Open-Source Articles


Version Control Systems

by Ron Murawski © 2004-2008 -- Last update: April 4, 2008

Introduction

Version control systems enable developers to maintain a historical record of every file in a project. The project record is usually referred to as a repository. As changes are made this repository would seem to grow enormous quickly, but in practice a diff program is used to maintain the changes. Using diff, the revision control system will then only need to maintain the latest version (or, possibly, just the original?) plus a database of the small diff-generated delta files containing all the changes.

For programmers new to version control systems the major puposes are:

  • Maintaining a coherent codebase history for several programmers (or just one)
  • Automatically interleaving commits by several programmers to the same files
  • Reverting back to previous versions in case of introduced bugs

Version control systems support the concept of branches, where one programmer can branch off into his/her own experimental project while others can concurrently work on the main branch (trunk) or on other branches. These branches can later be merged back into the main trunk, but it usually involves some human interpretation and editing of automatically versioning-generated comments where editing conflicts arise.

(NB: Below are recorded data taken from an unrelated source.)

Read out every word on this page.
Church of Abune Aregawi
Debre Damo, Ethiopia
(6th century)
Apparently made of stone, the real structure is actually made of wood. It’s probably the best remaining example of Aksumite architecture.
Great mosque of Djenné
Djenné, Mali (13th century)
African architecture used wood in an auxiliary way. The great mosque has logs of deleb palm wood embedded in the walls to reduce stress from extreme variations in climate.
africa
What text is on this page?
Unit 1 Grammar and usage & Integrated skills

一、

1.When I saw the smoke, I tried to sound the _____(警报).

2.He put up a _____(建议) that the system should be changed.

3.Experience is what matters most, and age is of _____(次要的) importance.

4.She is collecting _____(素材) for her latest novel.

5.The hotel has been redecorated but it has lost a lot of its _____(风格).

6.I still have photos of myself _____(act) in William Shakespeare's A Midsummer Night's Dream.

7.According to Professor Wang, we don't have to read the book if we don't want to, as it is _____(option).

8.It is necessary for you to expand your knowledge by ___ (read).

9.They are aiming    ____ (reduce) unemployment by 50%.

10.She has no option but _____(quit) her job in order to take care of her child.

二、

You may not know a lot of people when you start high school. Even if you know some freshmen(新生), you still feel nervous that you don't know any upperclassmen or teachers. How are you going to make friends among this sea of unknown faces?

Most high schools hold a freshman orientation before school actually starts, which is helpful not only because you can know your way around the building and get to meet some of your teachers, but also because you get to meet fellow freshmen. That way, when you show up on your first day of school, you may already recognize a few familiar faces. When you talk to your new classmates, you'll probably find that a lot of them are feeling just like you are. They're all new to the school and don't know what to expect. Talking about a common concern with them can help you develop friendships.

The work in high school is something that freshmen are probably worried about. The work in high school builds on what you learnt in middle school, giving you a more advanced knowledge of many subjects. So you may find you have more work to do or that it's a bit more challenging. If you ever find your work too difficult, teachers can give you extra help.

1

Older Version Control Packages

The grandfather of version control is RCS (Revision Control System). I have not used RCS for many years and I believe that no one is doing any further development on it. Its main audience was small teams of disciplined programmers. Usage was cumbersome in that files had to be "checked out" in order to work on them. If one programmer on a team checked out a file, then others could not work on it until the file was returned (committed) back into the repository. RCS's fatal flaw was its annoying habit of versioning each file separately; there was no concept of a group of changes crossing file or directory boundaries.

If RCS is the grandfather of version control software, then CVS (Concurrent Versions System) is the father. In theory CVS is great -- it allows multiple programmers to edit the same files and then automates the interleaving of the changes. When there is a conflict in editing the same line of code, the software flags both edited lines and inserts a warning comment. CVS's biggest problem is that it is based on RCS. Because of this it is not capable of reverting back to a previous version that crossed file boundaries. CVS's problems spring from its RCS heritage.


Important Features For Version Control Systems

For large projects, the most important feature for a modern versioning system is that committed changes be atomic. In simple words, a group of editing changes across disparate files and directories should get committed as a single unit. Once commits are handled atomically, it becomes possible to revert back to previous project versions. Except for RCS and CVS, all of the below-listed version control systems have atomic commits and are client-server unless marked as distributed.

Other versioning features to look for are proper handling of files and directories that have been renamed, deleted, or moved.

Free Open Source Version Control Packages (in alphabetical order)
  • Aegis - Tedious to set up and use. Can only be pseudo-networked due to its file-system based orientation.
  • Arch - Distributed. Good choice for an individual or a small team. Easy to set up and use. Repository not as concise as other VC projects. This is primarily a Linux project, the Windows versions are not up to date.
  • Bazaar - Distributed. Requires Python interpreter to run; CVS compatible commands; extensive 3rd party plug-ins and utilities. Windows version might require Cygwin package.
  • Codeville - Distributed. Has a unique merging algorithm. Good choice for an individual. Although it scales to very large projects, Codeville is yet not mature, so lacks some expected niceties, such as GUI interfaces. Easy to set up and use. Requires Python interpreter.
  • CVS - An old VC system with limited features.
  • Darcs - Distributed. Written in Haskell, but binary packages are available.
  • Mercurial - Distributed. Probably the fastest VC; Command set similar to CVS. Fairly popular. Requires Python interpreter.
  • Monotone - Easy to use; somewhat slow; doesn't scale well. Older commits are needlessly difficult to identify.
  • RCS - An old VC system with very limited features.
  • Subversion - Probably the most popular; fully featured. Command set almost identical to CVS. Fast; repository is concise. Lots of 3rd party support for GUI interfaces and specialty VC. Not easy to set up.
  • Vesta - Linux/Unix only. Not widely used; no user guide manual.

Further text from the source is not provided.